You are Aaron Smith, manger of technical operations for High Plains Communications. Beyond your normal responsibilities, you have been asked to take major responsibility for a large purchase of unusual equipment for your group. The initial order is for $250,000 and much more is likely to be ordered.

Normally a bidding process involving a central directory of approval vendors would be used, but because of the unusual nature of this material, a direct approach was made to Armtech, a fast-growing young company with a solid reputation in its field.

The sale representative for Armtech, Henry Buben, begins meeting with you, always taking you out to lunch as his guest and then returning to your office. Before long, he shares some ski tickets for a couple of nice mountain resorts nearby.

One day, as negotiation nears conclusion, you and Henry are casually chatting about your families and Henry takes an interest in your oldest-daughter’s plans. She is about to graduate from college and is job hunting. Henry says, “Send her over.
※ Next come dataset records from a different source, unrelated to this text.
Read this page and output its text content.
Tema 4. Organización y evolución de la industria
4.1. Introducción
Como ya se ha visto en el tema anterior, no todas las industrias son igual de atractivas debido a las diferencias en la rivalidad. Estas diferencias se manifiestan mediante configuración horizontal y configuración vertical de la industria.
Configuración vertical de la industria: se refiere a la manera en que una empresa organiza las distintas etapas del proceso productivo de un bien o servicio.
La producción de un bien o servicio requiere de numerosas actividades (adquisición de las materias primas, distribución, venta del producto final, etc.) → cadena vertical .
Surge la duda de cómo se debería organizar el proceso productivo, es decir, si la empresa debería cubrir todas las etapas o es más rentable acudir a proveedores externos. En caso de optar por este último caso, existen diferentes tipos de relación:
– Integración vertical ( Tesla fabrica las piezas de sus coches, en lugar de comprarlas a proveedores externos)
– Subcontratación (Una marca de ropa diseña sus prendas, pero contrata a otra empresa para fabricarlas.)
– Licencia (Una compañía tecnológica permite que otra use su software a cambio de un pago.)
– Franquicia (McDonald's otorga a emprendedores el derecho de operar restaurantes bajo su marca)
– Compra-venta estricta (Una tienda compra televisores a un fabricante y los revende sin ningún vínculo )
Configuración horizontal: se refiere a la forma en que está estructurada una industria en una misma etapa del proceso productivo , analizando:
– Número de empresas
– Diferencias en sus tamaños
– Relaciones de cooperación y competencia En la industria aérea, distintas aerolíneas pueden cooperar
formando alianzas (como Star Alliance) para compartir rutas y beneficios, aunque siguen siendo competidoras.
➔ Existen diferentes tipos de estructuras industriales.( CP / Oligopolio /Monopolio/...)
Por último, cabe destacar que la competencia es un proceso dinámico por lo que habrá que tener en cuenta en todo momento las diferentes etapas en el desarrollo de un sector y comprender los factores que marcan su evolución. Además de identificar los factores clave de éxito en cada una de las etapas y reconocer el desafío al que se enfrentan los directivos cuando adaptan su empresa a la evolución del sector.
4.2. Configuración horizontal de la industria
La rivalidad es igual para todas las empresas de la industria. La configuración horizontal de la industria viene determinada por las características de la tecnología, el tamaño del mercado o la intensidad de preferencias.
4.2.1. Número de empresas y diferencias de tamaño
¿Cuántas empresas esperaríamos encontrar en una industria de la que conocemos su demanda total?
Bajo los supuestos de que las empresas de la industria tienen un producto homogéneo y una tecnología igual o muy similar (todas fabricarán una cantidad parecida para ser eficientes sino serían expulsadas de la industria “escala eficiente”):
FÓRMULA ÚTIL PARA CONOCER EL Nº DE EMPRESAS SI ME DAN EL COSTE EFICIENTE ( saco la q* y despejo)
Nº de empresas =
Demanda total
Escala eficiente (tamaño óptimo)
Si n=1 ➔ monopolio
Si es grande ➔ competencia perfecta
I’ve got an opening that might be a good fit for her.”

Would you tell your daughter to give Henry a call?

Yes. The responsibility for negotiating with Armtech in mine, but the final decision will be with several people. As result, there is no chance of being persuaded by Armtech’s employment of my daughter and thus there is no conflict of interest.

Everybody gets their start by meeting someone who can help them. There is nothing wrong with my daughter meeting someone connected to my business. If she is not qualified they will not hire her.

Position Two: Don’t Tell Her

You are Aaron Smith, manger of technical operations for High Plains Communications. Beyond your normal responsibilities, you have been asked to take major responsibility for a large purchase of unusual equipment for your group. The initial order is for $250,000 and much more is likely to be ordered.

Normally a bidding process involving a central directory of approval vendors would be used, but because of the unusual nature of this material, a direct approach was made to Armtech, a fast-growing young company with a solid reputation in its field.

The sale representative for Armtech, Henry Buben, begins meeting with you, always taking you out to lunch as his guest and then returning to your office. Before long, he shares some ski tickets for a couple of nice mountain resorts nearby.

One day, as negotiation nears conclusion, you and Henry are casually chatting about your families and Henry takes an interest in your oldest-daughter’s plans. She is about to graduate from college and is job hunting. Henry says, “Send her over. I’ve got an opening that might be a good fit for her.”

Would you tell your daughter to give Henry a call?

No. Henry’s attempt to win my favor by employing my daughter is a continuing attempt to persuade me by buying me things like meals and ski tickets. If he is willing to break the rules in the process of negotiation he may not be the contractor we want. Using my professional connections for personal gain is immoral and wrong.

If my daughter did get the job there and we chose to give the contract to someone else, it could be damaging to her career, since they might lose interest in employing her.